European health care systems are already awash in “big data.” The United States is rushing to catch up, although clumsily thanks to the need to corral a century’s worth of heterogeneity. To avoid confounding the chaos further, the United States is postponing the adoption of the ICD-10 classification system. Hence, it will be some time before American “big data” can be put to the task of defining accuracy, costs and effectiveness of individual tests and treatments with the exquisite analytics that are already being employed in Europe. From my perspective as a clinician and clinical educator, of all the many failings of the American “health care” system, the ability to massage “big data” in this fashion is least pressing. I am no Luddite – but I am cautious if not skeptical when “big data” intrudes into the patient-doctor relationship.
The driver for all this is the notion that “health care” can be brought to heel with a “systems approach.”

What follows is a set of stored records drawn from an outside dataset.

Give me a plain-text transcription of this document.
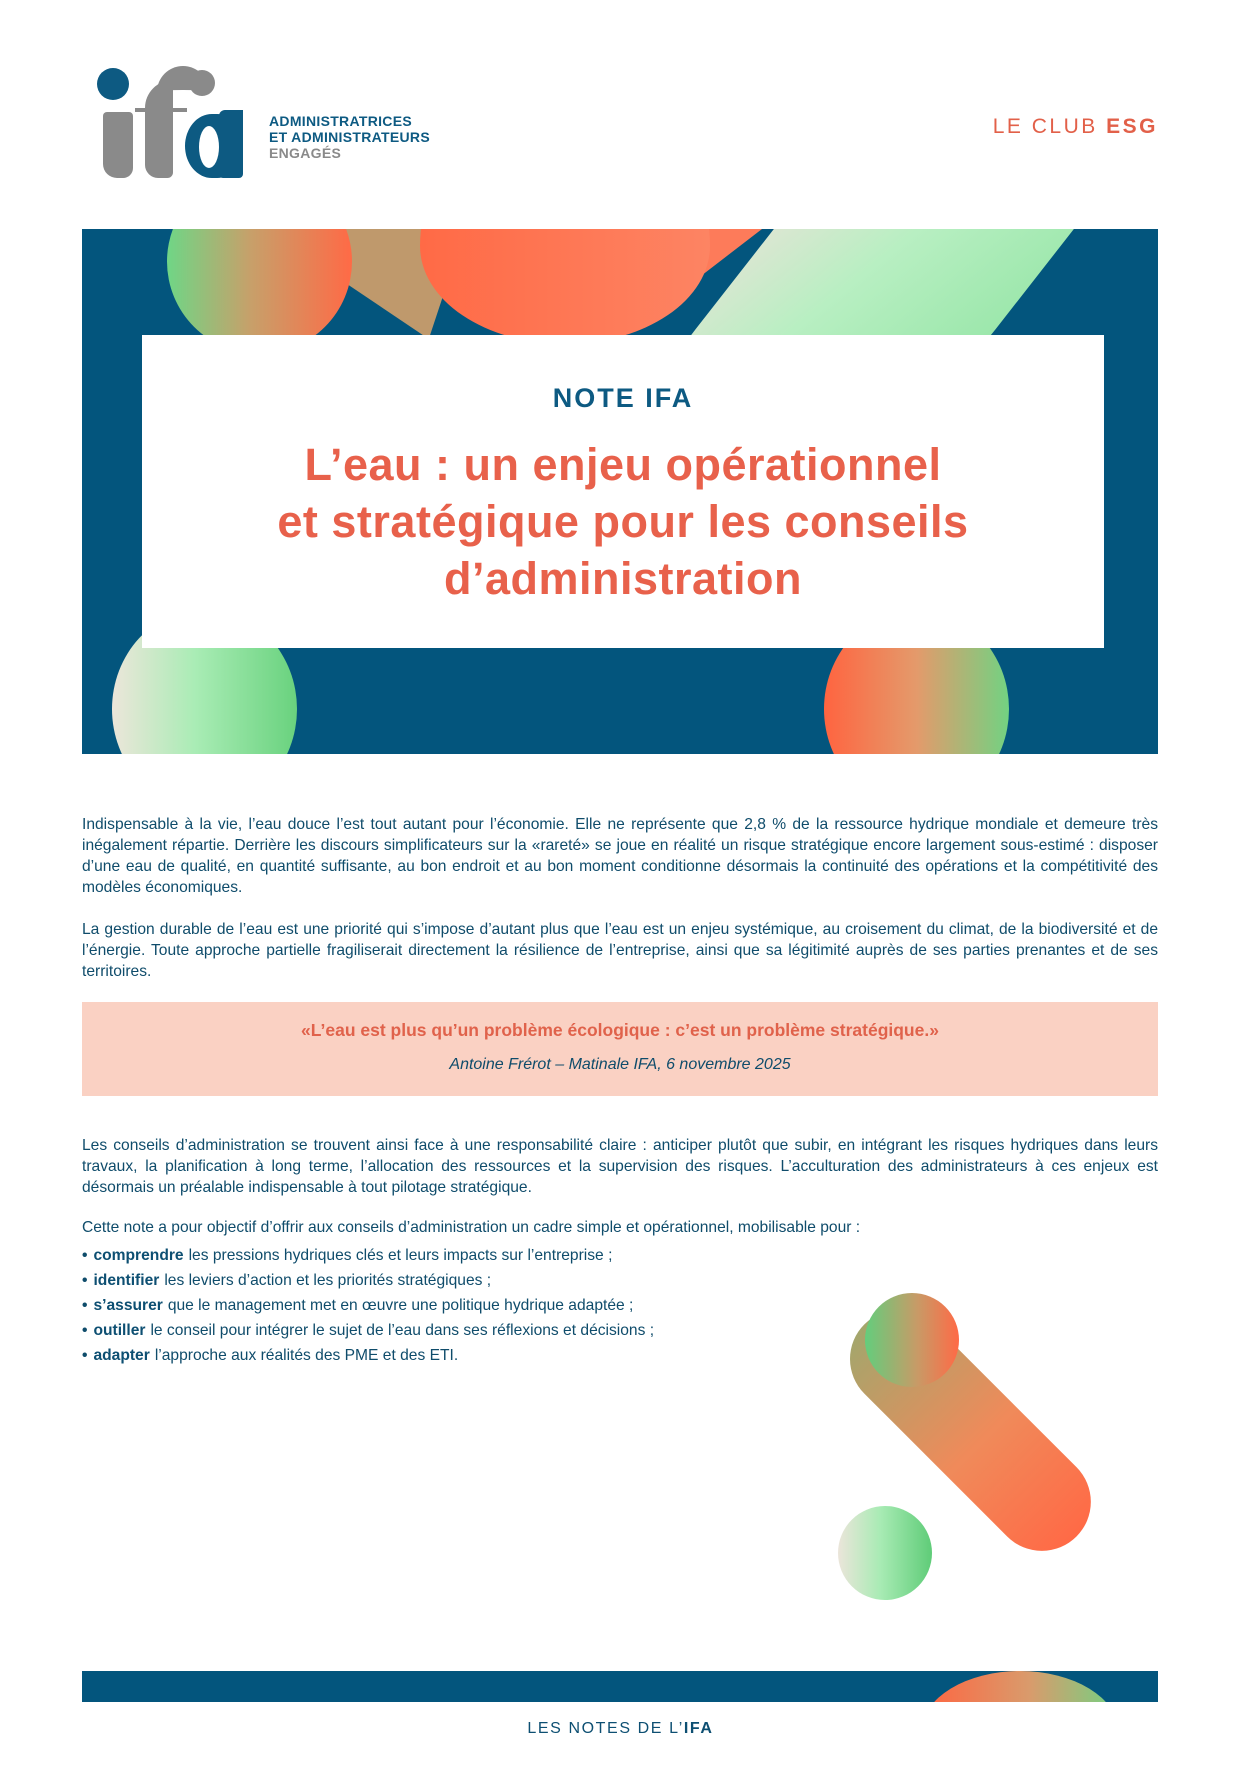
ADMINISTRATRICES
ET ADMINISTRATEURS
ENGAGÉS
LE CLUB ESG
NOTE IFA
L’eau : un enjeu opérationnel
et stratégique pour les conseils
d’administration

Indispensable à la vie, l’eau douce l’est tout autant pour l’économie. Elle ne représente que 2,8 % de la ressource hydrique mondiale et demeure très inégalement répartie. Derrière les discours simplificateurs sur la «rareté» se joue en réalité un risque stratégique encore largement sous-estimé : disposer d’une eau de qualité, en quantité suffisante, au bon endroit et au bon moment conditionne désormais la continuité des opérations et la compétitivité des modèles économiques.

La gestion durable de l’eau est une priorité qui s’impose d’autant plus que l’eau est un enjeu systémique, au croisement du climat, de la biodiversité et de l’énergie. Toute approche partielle fragiliserait directement la résilience de l’entreprise, ainsi que sa légitimité auprès de ses parties prenantes et de ses territoires.

«L’eau est plus qu’un problème écologique : c’est un problème stratégique.»
Antoine Frérot – Matinale IFA, 6 novembre 2025

Les conseils d’administration se trouvent ainsi face à une responsabilité claire : anticiper plutôt que subir, en intégrant les risques hydriques dans leurs travaux, la planification à long terme, l’allocation des ressources et la supervision des risques. L’acculturation des administrateurs à ces enjeux est désormais un préalable indispensable à tout pilotage stratégique.

Cette note a pour objectif d’offrir aux conseils d’administration un cadre simple et opérationnel, mobilisable pour :

• comprendre les pressions hydriques clés et leurs impacts sur l’entreprise ;
• identifier les leviers d’action et les priorités stratégiques ;
• s’assurer que le management met en œuvre une politique hydrique adaptée ;
• outiller le conseil pour intégrer le sujet de l’eau dans ses réflexions et décisions ;
• adapter l’approche aux réalités des PME et des ETI.
LES NOTES DE L’IFA
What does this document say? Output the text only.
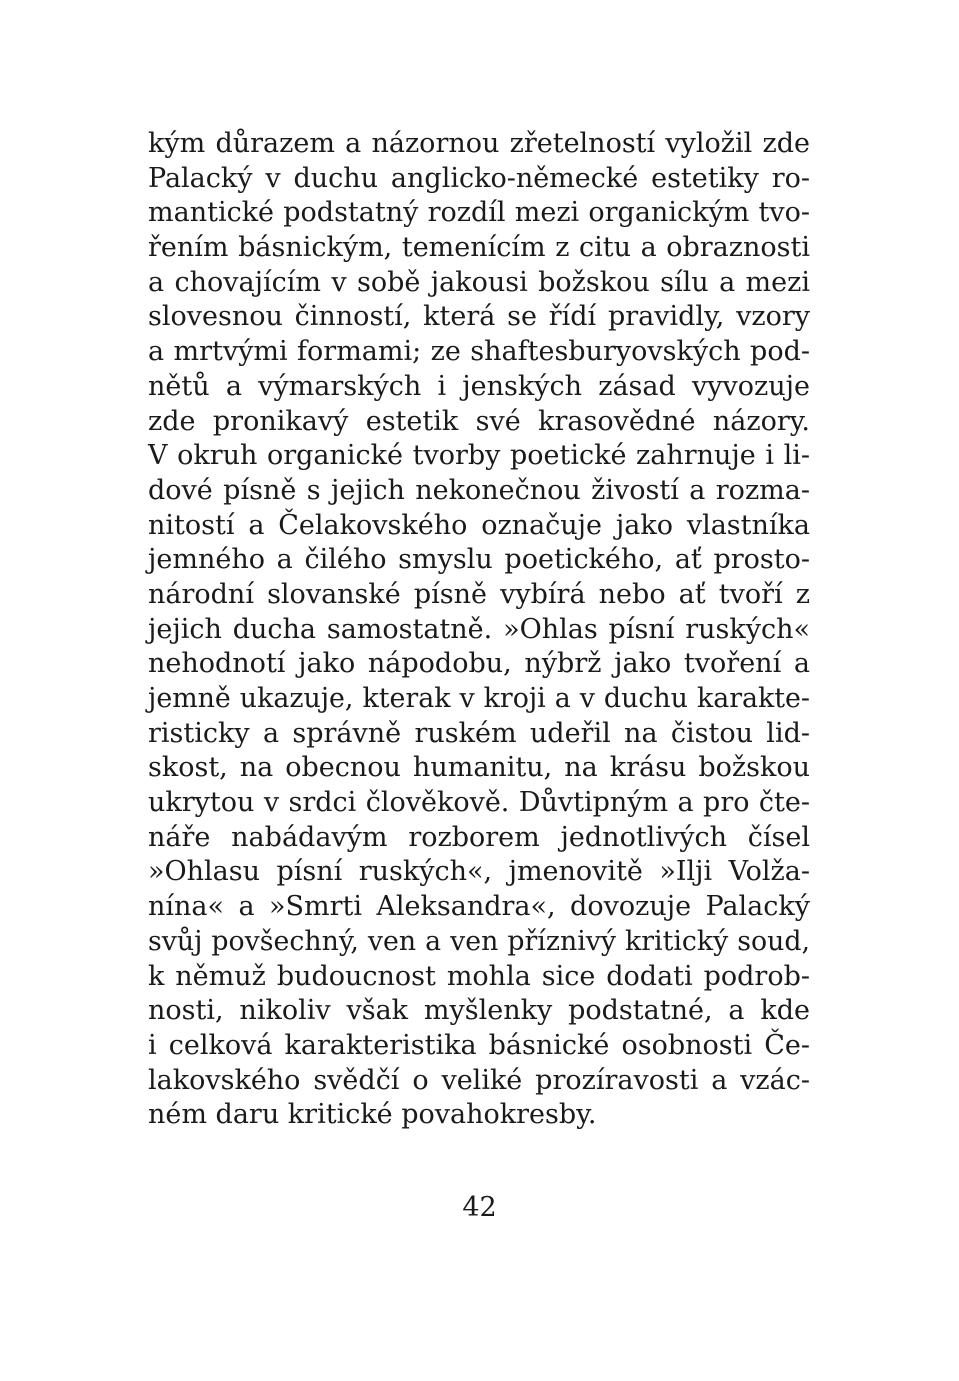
kým důrazem a názornou zřetelností vyložil zde
Palacký v duchu anglicko-německé estetiky ro-
mantické podstatný rozdíl mezi organickým tvo-
řením básnickým, temenícím z citu a obraznosti
a chovajícím v sobě jakousi božskou sílu a mezi
slovesnou činností, která se řídí pravidly, vzory
a mrtvými formami; ze shaftesburyovských pod-
nětů a výmarských i jenských zásad vyvozuje
zde pronikavý estetik své krasovědné názory.
V okruh organické tvorby poetické zahrnuje i li-
dové písně s jejich nekonečnou živostí a rozma-
nitostí a Čelakovského označuje jako vlastníka
jemného a čilého smyslu poetického, ať prosto-
národní slovanské písně vybírá nebo ať tvoří z
jejich ducha samostatně. »Ohlas písní ruských«
nehodnotí jako nápodobu, nýbrž jako tvoření a
jemně ukazuje, kterak v kroji a v duchu karakte-
risticky a správně ruském udeřil na čistou lid-
skost, na obecnou humanitu, na krásu božskou
ukrytou v srdci člověkově. Důvtipným a pro čte-
náře nabádavým rozborem jednotlivých čísel
»Ohlasu písní ruských«, jmenovitě »Ilji Volža-
nína« a »Smrti Aleksandra«, dovozuje Palacký
svůj povšechný, ven a ven příznivý kritický soud,
k němuž budoucnost mohla sice dodati podrob-
nosti, nikoliv však myšlenky podstatné, a kde
i celková karakteristika básnické osobnosti Če-
lakovského svědčí o veliké prozíravosti a vzác-
ném daru kritické povahokresby.
42
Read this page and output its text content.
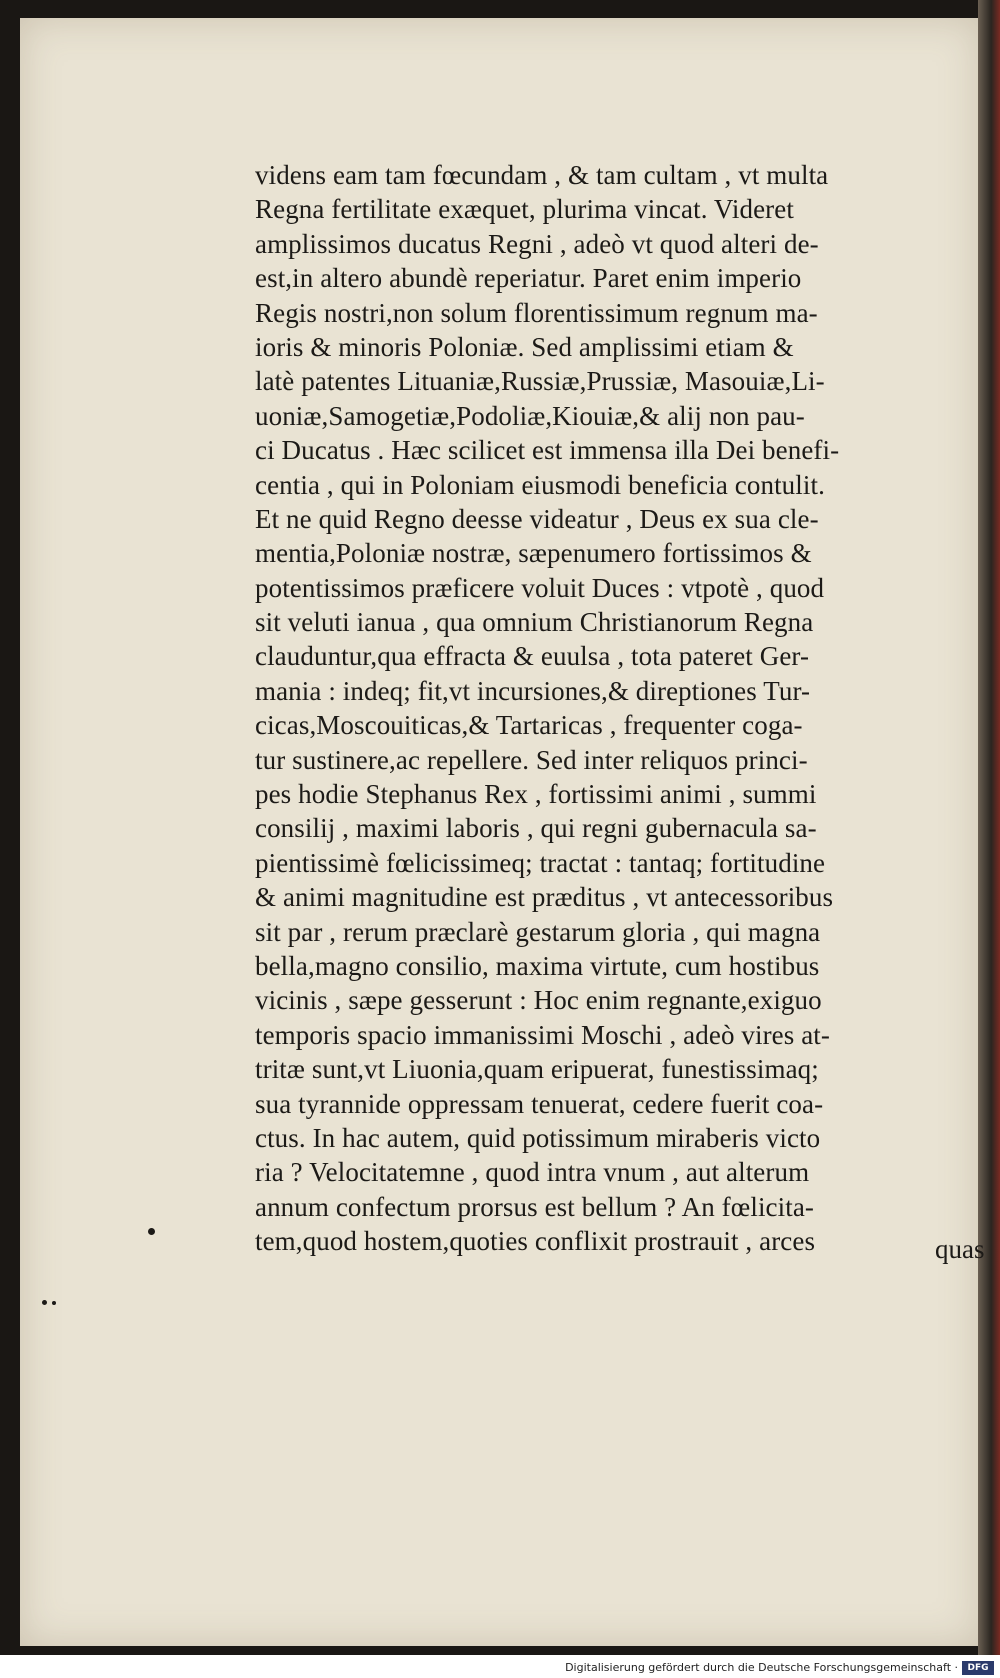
videns eam tam fœcundam , & tam cultam , vt multa
Regna fertilitate exæquet, plurima vincat. Videret
amplissimos ducatus Regni , adeò vt quod alteri de-
est,in altero abundè reperiatur. Paret enim imperio
Regis nostri,non solum florentissimum regnum ma-
ioris & minoris Poloniæ. Sed amplissimi etiam &
latè patentes Lituaniæ,Russiæ,Prussiæ, Masouiæ,Li-
uoniæ,Samogetiæ,Podoliæ,Kiouiæ,& alij non pau-
ci Ducatus . Hæc scilicet est immensa illa Dei benefi-
centia , qui in Poloniam eiusmodi beneficia contulit.
Et ne quid Regno deesse videatur , Deus ex sua cle-
mentia,Poloniæ nostræ, sæpenumero fortissimos &
potentissimos præficere voluit Duces : vtpotè , quod
sit veluti ianua , qua omnium Christianorum Regna
clauduntur,qua effracta & euulsa , tota pateret Ger-
mania : indeq; fit,vt incursiones,& direptiones Tur-
cicas,Moscouiticas,& Tartaricas , frequenter coga-
tur sustinere,ac repellere. Sed inter reliquos princi-
pes hodie Stephanus Rex , fortissimi animi , summi
consilij , maximi laboris , qui regni gubernacula sa-
pientissimè fœlicissimeq; tractat : tantaq; fortitudine
& animi magnitudine est præditus , vt antecessoribus
sit par , rerum præclarè gestarum gloria , qui magna
bella,magno consilio, maxima virtute, cum hostibus
vicinis , sæpe gesserunt : Hoc enim regnante,exiguo
temporis spacio immanissimi Moschi , adeò vires at-
tritæ sunt,vt Liuonia,quam eripuerat, funestissimaq;
sua tyrannide oppressam tenuerat, cedere fuerit coa-
ctus. In hac autem, quid potissimum miraberis victo
ria ? Velocitatemne , quod intra vnum , aut alterum
annum confectum prorsus est bellum ? An fœlicita-
tem,quod hostem,quoties conflixit prostrauit , arces	quas
Digitalisierung gefördert durch die Deutsche Forschungsgemeinschaft ·	DFG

This was first advocated by Lucien Leape in the context of patient safety and reiterated in “To Err is Human,” the influential document published by the National Academies Press in 2000. This is an approach that borrows heavily from the work of W. Edwards Deming and later Bill Smith. Deming (1900-1993) was an engineer who earned a PhD in physics at Yale. The aftermath of World War II found him on General Douglas MacArthur’s staff offering lessons in statistical process control to Japanese business leaders. He continued to do so as a consultant for much of his later life and is considered the genius behind the Japanese industrial resurgence. The principal underlying Deming’s approach is that focusing on quality increases productivity and thereby reduces cost; focusing on cost does the opposite. Bill Smith was also an engineer who honed this approach for Motorola Corporation with a methodology he introduced in 1987. The principal of Smith’s “six sigma” approach is that all aspects of production, even output, could be reduced to quantifiable data allowing the manufacturer to have complete control of the process. Such control allows for collective effort and teamwork to achieve the quality goals. These landmark achievements in industrial engineering have been widely adopted in industry having been championed by giants such as Jack Welch of GE. No doubt they can result in improvement in the quality and profitability of myriad products from jet engines to cell phones. Every product is the same, every product well designed and built, and every product profitable.